A vida deste juiz, hoje com 67 anos, seria normal, não fosse estar sustentada numa mentira. Em algumas mentiras.
Edward Lancelot Dodd Canterbury Caterham Wickfield sempre disse que era neto de um magistrado inglês, membro de uma família aristocrática e que viveu até aos 25 anos em Inglaterra. Mas não, não viveu até aos 25 anos em Inglaterra, não é membro de uma família aristocrática, não é neto de um magistrado inglês e nem sequer se chama Edward Lancelot Dodd Canterbury Caterham Wickfield – o nome do juiz é José Eduardo Franco dos Reis, filho de outro José e da dona Vitalina.
Conta o portal G1 que, ao tentar renovar o bilhete de identidade brasileiro, em outubro de 2024, numa espécie de Loja do Cidadão de São Paulo, foi descoberto, investigado pela polícia civil e denunciado pelo Ministério Público por falsidade ideológica e uso de documento falso.
Documento não, documentos. O mister Wickfield, ou senhor Reis, começou por falsificar a certidão de nascimento, depois um certificado de dispensa do Exército, a seguir uma carteira de funcionário público, mais o cartão da previdência social, “beneficiando-se da falta de materiais gráficos de segurança à época”, disse o promotor Maurício Salvadori.
A promotoria pediu medidas cautelares alternativas à prisão, como a entrega do passaporte e a proibição de se ausentar da cidade onde mora. À polícia, José Reis disse que Edward Wickfield não passa de um irmão gémeo dele... uma versão repleta de inconsistências.
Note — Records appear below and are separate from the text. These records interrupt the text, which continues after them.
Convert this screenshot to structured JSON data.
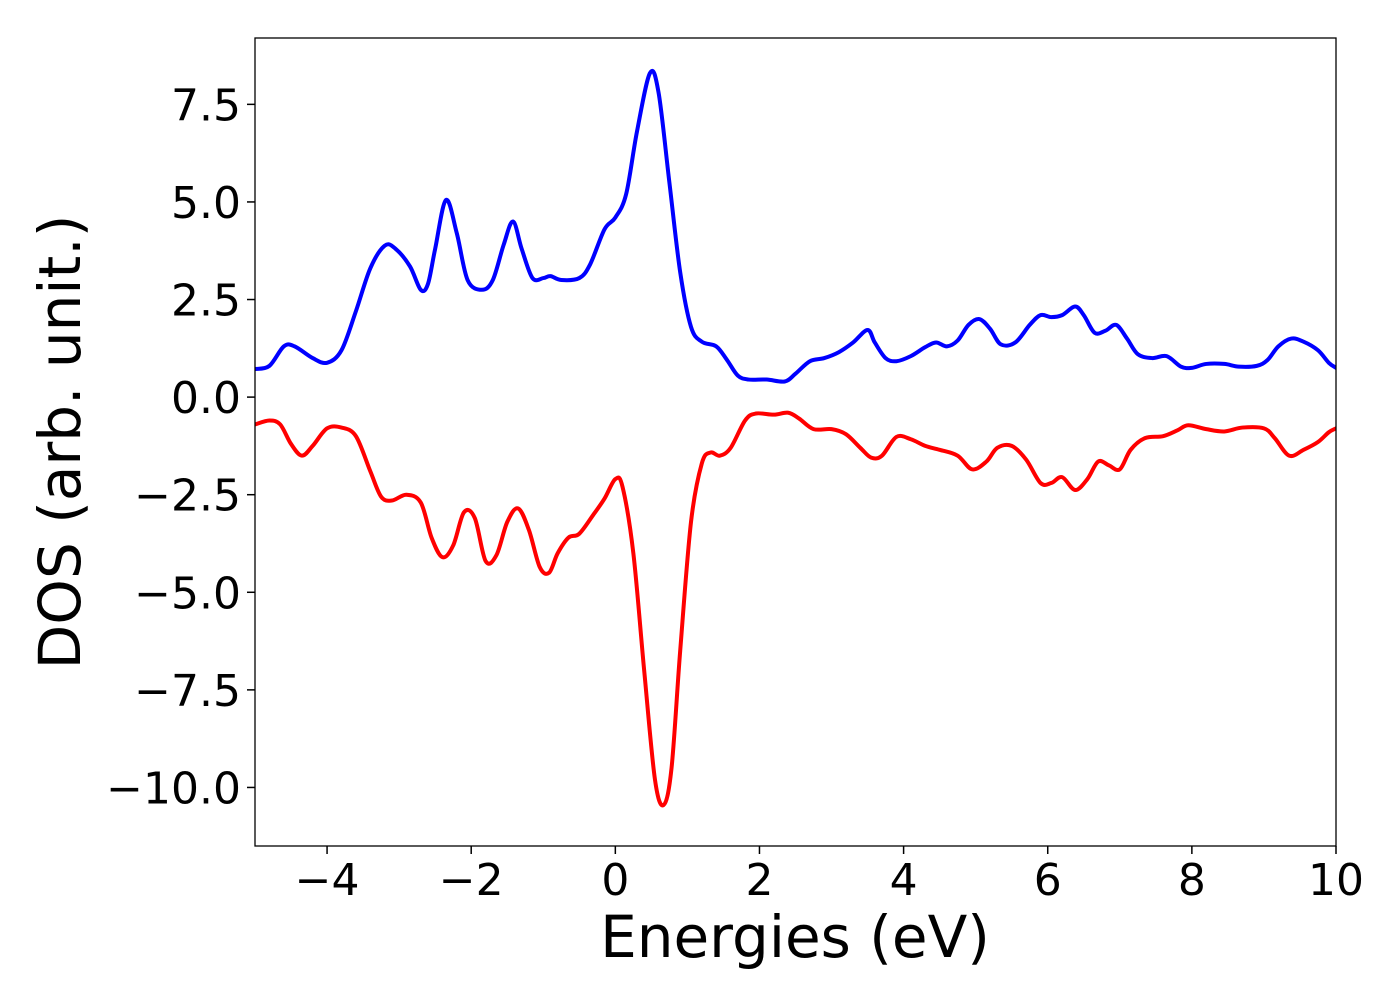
{
  "chart_data": {
    "type": "line",
    "title": "",
    "xlabel": "Energies (eV)",
    "ylabel": "DOS (arb. unit.)",
    "xlim": [
      -5,
      10
    ],
    "ylim": [
      -11.5,
      9.2
    ],
    "grid": false,
    "x_ticks": [
      {
        "value": -4,
        "label": "−4"
      },
      {
        "value": -2,
        "label": "−2"
      },
      {
        "value": 0,
        "label": "0"
      },
      {
        "value": 2,
        "label": "2"
      },
      {
        "value": 4,
        "label": "4"
      },
      {
        "value": 6,
        "label": "6"
      },
      {
        "value": 8,
        "label": "8"
      },
      {
        "value": 10,
        "label": "10"
      }
    ],
    "y_ticks": [
      {
        "value": 7.5,
        "label": "7.5"
      },
      {
        "value": 5.0,
        "label": "5.0"
      },
      {
        "value": 2.5,
        "label": "2.5"
      },
      {
        "value": 0.0,
        "label": "0.0"
      },
      {
        "value": -2.5,
        "label": "−2.5"
      },
      {
        "value": -5.0,
        "label": "−5.0"
      },
      {
        "value": -7.5,
        "label": "−7.5"
      },
      {
        "value": -10.0,
        "label": "−10.0"
      }
    ],
    "series": [
      {
        "color": "#0000ff",
        "points": [
          [
            -5.0,
            0.72
          ],
          [
            -4.8,
            0.8
          ],
          [
            -4.6,
            1.3
          ],
          [
            -4.45,
            1.3
          ],
          [
            -4.2,
            1.0
          ],
          [
            -4.0,
            0.88
          ],
          [
            -3.8,
            1.2
          ],
          [
            -3.6,
            2.2
          ],
          [
            -3.4,
            3.3
          ],
          [
            -3.2,
            3.88
          ],
          [
            -3.05,
            3.8
          ],
          [
            -2.85,
            3.35
          ],
          [
            -2.7,
            2.75
          ],
          [
            -2.6,
            2.9
          ],
          [
            -2.5,
            3.8
          ],
          [
            -2.35,
            5.05
          ],
          [
            -2.2,
            4.2
          ],
          [
            -2.05,
            3.0
          ],
          [
            -1.85,
            2.75
          ],
          [
            -1.7,
            3.0
          ],
          [
            -1.55,
            3.9
          ],
          [
            -1.42,
            4.5
          ],
          [
            -1.3,
            3.8
          ],
          [
            -1.15,
            3.05
          ],
          [
            -1.0,
            3.05
          ],
          [
            -0.9,
            3.1
          ],
          [
            -0.75,
            3.0
          ],
          [
            -0.5,
            3.05
          ],
          [
            -0.35,
            3.4
          ],
          [
            -0.15,
            4.3
          ],
          [
            0.0,
            4.6
          ],
          [
            0.15,
            5.2
          ],
          [
            0.3,
            6.8
          ],
          [
            0.48,
            8.3
          ],
          [
            0.6,
            7.8
          ],
          [
            0.75,
            5.5
          ],
          [
            0.9,
            3.2
          ],
          [
            1.05,
            1.8
          ],
          [
            1.2,
            1.42
          ],
          [
            1.4,
            1.3
          ],
          [
            1.55,
            0.95
          ],
          [
            1.7,
            0.55
          ],
          [
            1.85,
            0.45
          ],
          [
            2.1,
            0.45
          ],
          [
            2.35,
            0.4
          ],
          [
            2.5,
            0.6
          ],
          [
            2.7,
            0.92
          ],
          [
            2.9,
            1.0
          ],
          [
            3.1,
            1.15
          ],
          [
            3.3,
            1.4
          ],
          [
            3.5,
            1.72
          ],
          [
            3.6,
            1.4
          ],
          [
            3.75,
            1.0
          ],
          [
            3.9,
            0.92
          ],
          [
            4.1,
            1.05
          ],
          [
            4.3,
            1.28
          ],
          [
            4.45,
            1.4
          ],
          [
            4.6,
            1.3
          ],
          [
            4.75,
            1.45
          ],
          [
            4.9,
            1.85
          ],
          [
            5.05,
            2.0
          ],
          [
            5.2,
            1.75
          ],
          [
            5.35,
            1.35
          ],
          [
            5.55,
            1.4
          ],
          [
            5.75,
            1.85
          ],
          [
            5.9,
            2.1
          ],
          [
            6.05,
            2.05
          ],
          [
            6.2,
            2.1
          ],
          [
            6.38,
            2.32
          ],
          [
            6.5,
            2.1
          ],
          [
            6.65,
            1.65
          ],
          [
            6.8,
            1.7
          ],
          [
            6.95,
            1.85
          ],
          [
            7.1,
            1.5
          ],
          [
            7.25,
            1.1
          ],
          [
            7.45,
            1.0
          ],
          [
            7.65,
            1.05
          ],
          [
            7.85,
            0.78
          ],
          [
            8.0,
            0.75
          ],
          [
            8.2,
            0.85
          ],
          [
            8.45,
            0.85
          ],
          [
            8.65,
            0.78
          ],
          [
            8.9,
            0.8
          ],
          [
            9.05,
            0.95
          ],
          [
            9.2,
            1.3
          ],
          [
            9.38,
            1.5
          ],
          [
            9.55,
            1.42
          ],
          [
            9.75,
            1.2
          ],
          [
            9.9,
            0.88
          ],
          [
            10.0,
            0.75
          ]
        ]
      },
      {
        "color": "#ff0000",
        "points": [
          [
            -5.0,
            -0.7
          ],
          [
            -4.8,
            -0.6
          ],
          [
            -4.65,
            -0.7
          ],
          [
            -4.5,
            -1.2
          ],
          [
            -4.35,
            -1.5
          ],
          [
            -4.2,
            -1.25
          ],
          [
            -4.0,
            -0.8
          ],
          [
            -3.8,
            -0.78
          ],
          [
            -3.6,
            -1.0
          ],
          [
            -3.4,
            -1.9
          ],
          [
            -3.25,
            -2.55
          ],
          [
            -3.1,
            -2.65
          ],
          [
            -2.9,
            -2.5
          ],
          [
            -2.7,
            -2.7
          ],
          [
            -2.55,
            -3.6
          ],
          [
            -2.4,
            -4.1
          ],
          [
            -2.25,
            -3.8
          ],
          [
            -2.1,
            -2.95
          ],
          [
            -1.95,
            -3.1
          ],
          [
            -1.8,
            -4.2
          ],
          [
            -1.65,
            -4.05
          ],
          [
            -1.5,
            -3.2
          ],
          [
            -1.35,
            -2.85
          ],
          [
            -1.2,
            -3.4
          ],
          [
            -1.05,
            -4.35
          ],
          [
            -0.92,
            -4.5
          ],
          [
            -0.8,
            -4.0
          ],
          [
            -0.65,
            -3.6
          ],
          [
            -0.5,
            -3.5
          ],
          [
            -0.3,
            -3.0
          ],
          [
            -0.15,
            -2.6
          ],
          [
            0.0,
            -2.1
          ],
          [
            0.1,
            -2.3
          ],
          [
            0.25,
            -4.0
          ],
          [
            0.4,
            -7.0
          ],
          [
            0.55,
            -9.8
          ],
          [
            0.67,
            -10.45
          ],
          [
            0.78,
            -9.5
          ],
          [
            0.9,
            -6.5
          ],
          [
            1.05,
            -3.2
          ],
          [
            1.2,
            -1.7
          ],
          [
            1.32,
            -1.42
          ],
          [
            1.45,
            -1.5
          ],
          [
            1.6,
            -1.3
          ],
          [
            1.8,
            -0.6
          ],
          [
            1.95,
            -0.42
          ],
          [
            2.2,
            -0.45
          ],
          [
            2.4,
            -0.4
          ],
          [
            2.55,
            -0.55
          ],
          [
            2.75,
            -0.82
          ],
          [
            3.0,
            -0.82
          ],
          [
            3.2,
            -0.95
          ],
          [
            3.4,
            -1.3
          ],
          [
            3.55,
            -1.55
          ],
          [
            3.7,
            -1.5
          ],
          [
            3.9,
            -1.02
          ],
          [
            4.1,
            -1.08
          ],
          [
            4.3,
            -1.25
          ],
          [
            4.5,
            -1.35
          ],
          [
            4.75,
            -1.5
          ],
          [
            4.95,
            -1.85
          ],
          [
            5.15,
            -1.65
          ],
          [
            5.3,
            -1.3
          ],
          [
            5.5,
            -1.25
          ],
          [
            5.7,
            -1.6
          ],
          [
            5.9,
            -2.2
          ],
          [
            6.05,
            -2.2
          ],
          [
            6.2,
            -2.05
          ],
          [
            6.38,
            -2.38
          ],
          [
            6.55,
            -2.1
          ],
          [
            6.7,
            -1.65
          ],
          [
            6.85,
            -1.75
          ],
          [
            7.0,
            -1.85
          ],
          [
            7.15,
            -1.35
          ],
          [
            7.35,
            -1.05
          ],
          [
            7.6,
            -1.0
          ],
          [
            7.8,
            -0.85
          ],
          [
            7.95,
            -0.72
          ],
          [
            8.2,
            -0.82
          ],
          [
            8.45,
            -0.88
          ],
          [
            8.7,
            -0.78
          ],
          [
            9.0,
            -0.8
          ],
          [
            9.15,
            -1.05
          ],
          [
            9.35,
            -1.5
          ],
          [
            9.55,
            -1.35
          ],
          [
            9.75,
            -1.15
          ],
          [
            9.9,
            -0.9
          ],
          [
            10.0,
            -0.8
          ]
        ]
      }
    ]
  }
}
A questão que se coloca agora é se as sentenças proferidas pelo juiz Wickfield, que afinal era juiz Reis, são válidas. Especialistas em direito ouvidos pelo jornal O Globo não acreditam que alguma das decisões do magistrado ao longo da carreira sejam anuladas – mas admitem que qualquer um dos sentenciados possa pedir a nulidade de qualquer sentença, podendo gerar imbróglios jurídicos.